Adiy (r.a.) dedi ki: “Resûlullah (s.a.s.)’in şöyle buyurduğunu işit­tim:

“Bir hurmanın yarısıyla dahi olsa cehennem ateşinden sakının. Bir hurmanın yarısını da bulamazsanız, tatlı bir söz ile olsun, cehen­nemden sakınınız.”

Adiy (r.a.) dedi ki: “Devesinin terkisine binmiş bir kadı­nın, Hiyere’den yola çıkarak Allahu Teâlâ’dan başkasından korkmaksı­zın Kâbe’ye ulaşarak tavafta bulunduğunu gördüm. Hürmüz oğlu Kisra’nın hazinelerini açanlar (yeni fethedenler) arasında ben de vardım. Eğer ömrümüz uzun olursa, Resûlullah Ebûl Kasım (s.a.s.)’in gümüş çıkarıp kabul edecek birisini bulamaması hadisesini de gö­rürsünüz.”

v Bu Hadisi Müslim’de (1016) buna yakın lafızla rivayet etmiştir.

Hadiste geçen “Ez-zaine”den maksat: Hevdeçteki kadın­dır.

Hadiste geçen: “Ed-Diâr”dan maksat: ki bu kelime “Dâir” ke­limesinin çoğuludur: “Fesat ruhlu, pis yol kesici kimse” demektir.

“Ka’d Searru’ Elbilad” cümlesinin manası ise; “Onların yeryü­zünü fesat ve şer ile doldurmaları, ve fitne ateşini yakmalarıdır.
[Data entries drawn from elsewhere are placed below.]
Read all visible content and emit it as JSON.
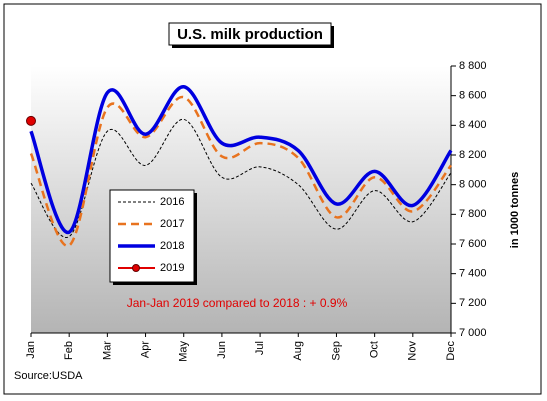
{
  "chart_data": {
    "type": "line",
    "title": "U.S. milk production",
    "y_label": "in 1000 tonnes",
    "annotation": "Jan-Jan 2019 compared to 2018 : + 0.9%",
    "source": "Source:USDA",
    "categories": [
      "Jan",
      "Feb",
      "Mar",
      "Apr",
      "May",
      "Jun",
      "Jul",
      "Aug",
      "Sep",
      "Oct",
      "Nov",
      "Dec"
    ],
    "series": [
      {
        "name": "2016",
        "color": "#000000",
        "values": [
          8010,
          7650,
          8360,
          8130,
          8440,
          8050,
          8120,
          8000,
          7700,
          7960,
          7750,
          8080
        ]
      },
      {
        "name": "2017",
        "color": "#e8731f",
        "values": [
          8210,
          7590,
          8520,
          8320,
          8590,
          8190,
          8280,
          8180,
          7780,
          8050,
          7820,
          8130
        ]
      },
      {
        "name": "2018",
        "color": "#0000e0",
        "values": [
          8360,
          7680,
          8620,
          8340,
          8660,
          8280,
          8320,
          8230,
          7870,
          8090,
          7860,
          8230
        ]
      },
      {
        "name": "2019",
        "color": "#e00000",
        "values": [
          8430,
          null,
          null,
          null,
          null,
          null,
          null,
          null,
          null,
          null,
          null,
          null
        ]
      }
    ],
    "ylim": [
      7000,
      8800
    ],
    "yticks": [
      {
        "value": 7000,
        "label": "7 000"
      },
      {
        "value": 7200,
        "label": "7 200"
      },
      {
        "value": 7400,
        "label": "7 400"
      },
      {
        "value": 7600,
        "label": "7 600"
      },
      {
        "value": 7800,
        "label": "7 800"
      },
      {
        "value": 8000,
        "label": "8 000"
      },
      {
        "value": 8200,
        "label": "8 200"
      },
      {
        "value": 8400,
        "label": "8 400"
      },
      {
        "value": 8600,
        "label": "8 600"
      },
      {
        "value": 8800,
        "label": "8 800"
      }
    ],
    "legend": "left"
  }
}
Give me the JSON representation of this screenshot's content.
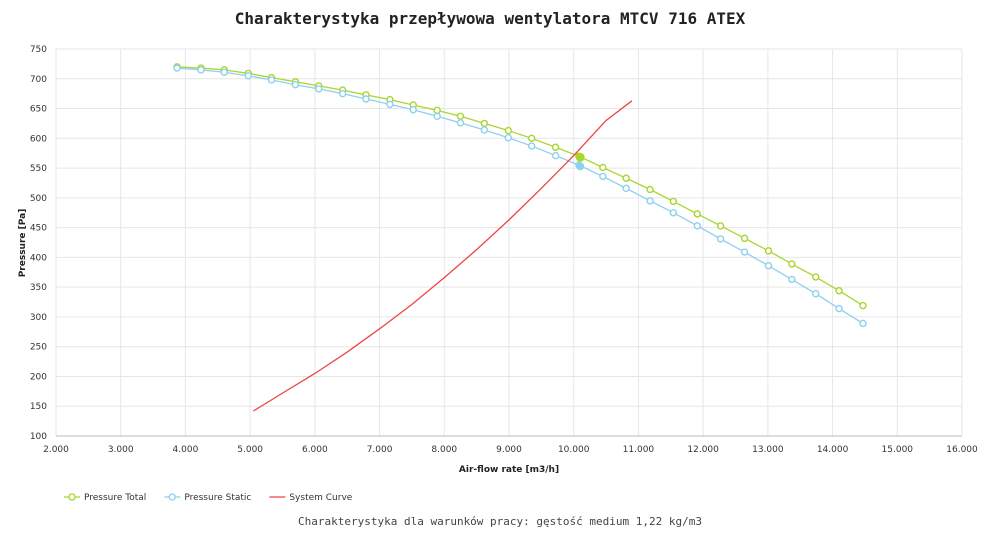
{
  "chart_data": {
    "type": "line",
    "title": "Charakterystyka przepływowa wentylatora MTCV 716 ATEX",
    "subtitle": "Charakterystyka dla warunków pracy: gęstość medium 1,22 kg/m3",
    "xlabel": "Air-flow rate [m3/h]",
    "ylabel": "Pressure [Pa]",
    "xlim": [
      2000,
      16000
    ],
    "ylim": [
      100,
      750
    ],
    "x_ticks": [
      "2.000",
      "3.000",
      "4.000",
      "5.000",
      "6.000",
      "7.000",
      "8.000",
      "9.000",
      "10.000",
      "11.000",
      "12.000",
      "13.000",
      "14.000",
      "15.000",
      "16.000"
    ],
    "y_ticks": [
      "100",
      "150",
      "200",
      "250",
      "300",
      "350",
      "400",
      "450",
      "500",
      "550",
      "600",
      "650",
      "700",
      "750"
    ],
    "grid": true,
    "legend_position": "bottom-left",
    "operating_point": {
      "x": 10100,
      "total": 568,
      "static": 553
    },
    "series": [
      {
        "name": "Pressure Total",
        "color": "#a8d62e",
        "marker": "circle",
        "x": [
          3870,
          4240,
          4600,
          4970,
          5330,
          5700,
          6060,
          6430,
          6790,
          7160,
          7520,
          7890,
          8250,
          8620,
          8990,
          9350,
          9720,
          10080,
          10450,
          10810,
          11180,
          11540,
          11910,
          12270,
          12640,
          13010,
          13370,
          13740,
          14100,
          14470
        ],
        "y": [
          720,
          718,
          715,
          709,
          702,
          695,
          688,
          681,
          673,
          665,
          656,
          647,
          637,
          625,
          613,
          600,
          585,
          570,
          551,
          533,
          514,
          494,
          473,
          453,
          432,
          411,
          389,
          367,
          344,
          319
        ]
      },
      {
        "name": "Pressure Static",
        "color": "#8fd0ee",
        "marker": "circle",
        "x": [
          3870,
          4240,
          4600,
          4970,
          5330,
          5700,
          6060,
          6430,
          6790,
          7160,
          7520,
          7890,
          8250,
          8620,
          8990,
          9350,
          9720,
          10080,
          10450,
          10810,
          11180,
          11540,
          11910,
          12270,
          12640,
          13010,
          13370,
          13740,
          14100,
          14470
        ],
        "y": [
          718,
          715,
          711,
          705,
          698,
          690,
          683,
          675,
          666,
          657,
          648,
          637,
          626,
          614,
          601,
          587,
          571,
          555,
          536,
          516,
          495,
          475,
          453,
          431,
          409,
          386,
          363,
          339,
          314,
          289
        ]
      },
      {
        "name": "System Curve",
        "color": "#ee4444",
        "marker": "none",
        "x": [
          5050,
          5500,
          6000,
          6500,
          7000,
          7500,
          8000,
          8500,
          9000,
          9500,
          10000,
          10500,
          10900
        ],
        "y": [
          142,
          172,
          205,
          241,
          280,
          321,
          366,
          413,
          463,
          516,
          571,
          630,
          663
        ]
      }
    ]
  }
}
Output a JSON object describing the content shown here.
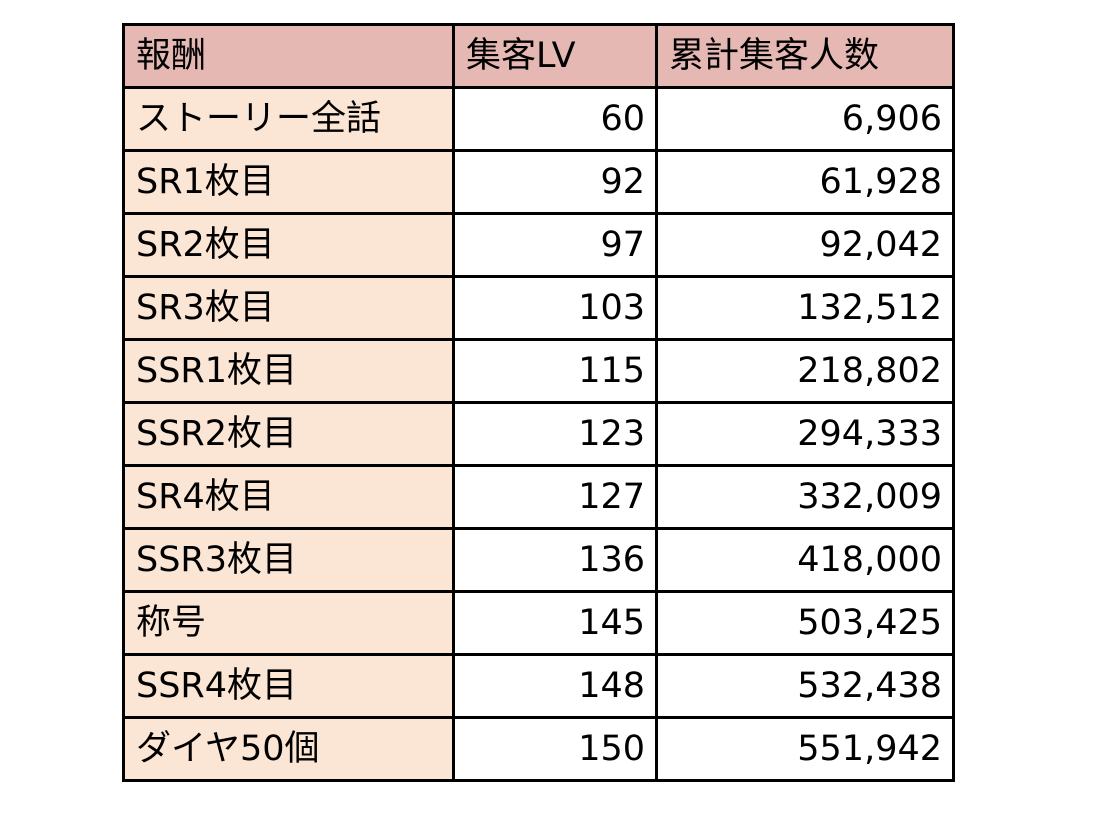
{
  "table": {
    "headers": [
      "報酬",
      "集客LV",
      "累計集客人数"
    ],
    "rows": [
      {
        "reward": "ストーリー全話",
        "level": "60",
        "total": "6,906"
      },
      {
        "reward": "SR1枚目",
        "level": "92",
        "total": "61,928"
      },
      {
        "reward": "SR2枚目",
        "level": "97",
        "total": "92,042"
      },
      {
        "reward": "SR3枚目",
        "level": "103",
        "total": "132,512"
      },
      {
        "reward": "SSR1枚目",
        "level": "115",
        "total": "218,802"
      },
      {
        "reward": "SSR2枚目",
        "level": "123",
        "total": "294,333"
      },
      {
        "reward": "SR4枚目",
        "level": "127",
        "total": "332,009"
      },
      {
        "reward": "SSR3枚目",
        "level": "136",
        "total": "418,000"
      },
      {
        "reward": "称号",
        "level": "145",
        "total": "503,425"
      },
      {
        "reward": "SSR4枚目",
        "level": "148",
        "total": "532,438"
      },
      {
        "reward": "ダイヤ50個",
        "level": "150",
        "total": "551,942"
      }
    ]
  },
  "colors": {
    "header_bg": "#e6b8b3",
    "reward_col_bg": "#fbe5d4",
    "value_bg": "#ffffff",
    "border": "#000000"
  }
}
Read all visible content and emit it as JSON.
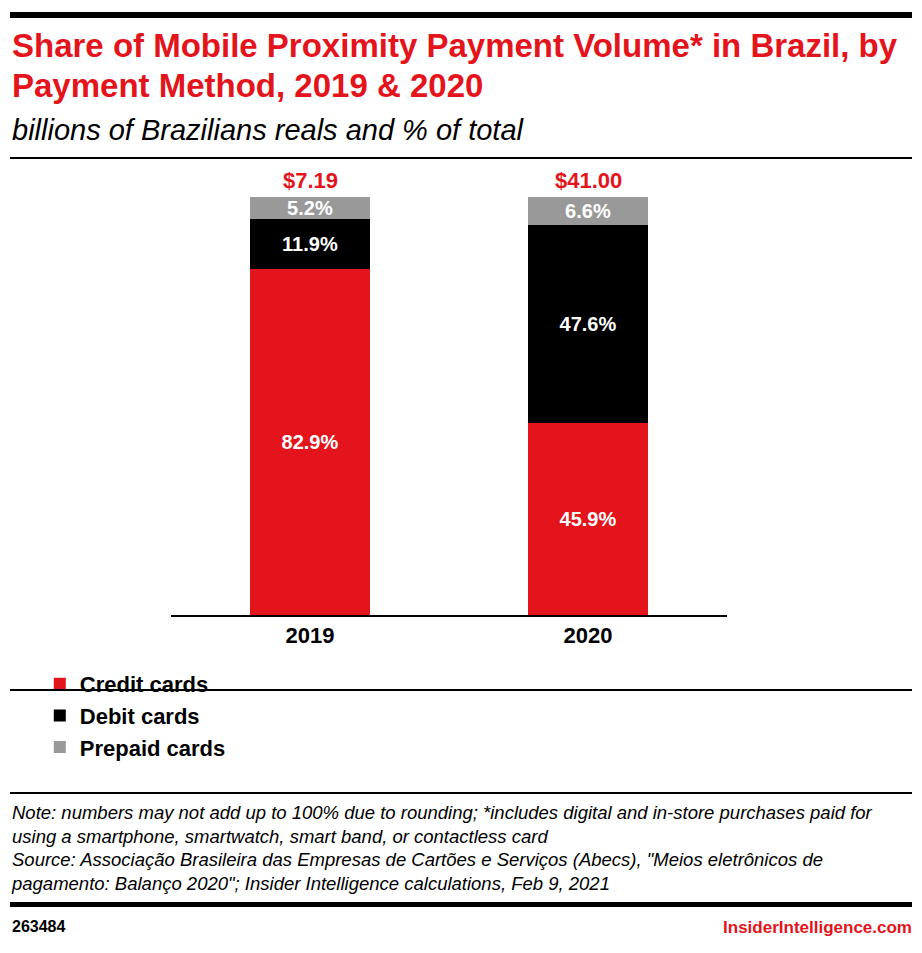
{
  "chart_data": {
    "type": "bar",
    "title": "Share of Mobile Proximity Payment Volume* in Brazil, by Payment Method, 2019 & 2020",
    "subtitle": "billions of Brazilians reals and % of total",
    "categories": [
      "2019",
      "2020"
    ],
    "series": [
      {
        "name": "Credit cards",
        "color": "#e3141b",
        "values": [
          82.9,
          45.9
        ],
        "value_labels": [
          "82.9%",
          "45.9%"
        ]
      },
      {
        "name": "Debit cards",
        "color": "#000000",
        "values": [
          11.9,
          47.6
        ],
        "value_labels": [
          "11.9%",
          "47.6%"
        ]
      },
      {
        "name": "Prepaid cards",
        "color": "#999999",
        "values": [
          5.2,
          6.6
        ],
        "value_labels": [
          "5.2%",
          "6.6%"
        ]
      }
    ],
    "totals": {
      "values": [
        7.19,
        41.0
      ],
      "value_labels": [
        "$7.19",
        "$41.00"
      ],
      "color": "#e3141b"
    },
    "ylim": [
      0,
      100.1
    ],
    "yticks": [],
    "stacked": true,
    "data_labels": true,
    "grid": false,
    "legend": "bottom",
    "tick_labels": "x"
  },
  "note": "Note: numbers may not add up to 100% due to rounding; *includes digital and in-store purchases paid for using a smartphone, smartwatch, smart band, or contactless card",
  "source": "Source: Associação Brasileira das Empresas de Cartões e Serviços (Abecs), \"Meios eletrônicos de pagamento: Balanço 2020\"; Insider Intelligence calculations, Feb 9, 2021",
  "chart_id": "263484",
  "brand": "InsiderIntelligence.com"
}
Hadislerde geçen: “Et-Tayi” ise meşhur bir Arap kabilesi­dir. Hadiste zikredilen Adiy bin Hatim’de bu kabileye mensuptur. Yer­leşim yerleri ise Irak ve Hicaz arasında olan bir bölgedir.

 

***

 


 

[1] Müttefekun aleyh: Lafız ise Buhârî’ye aittir (1413).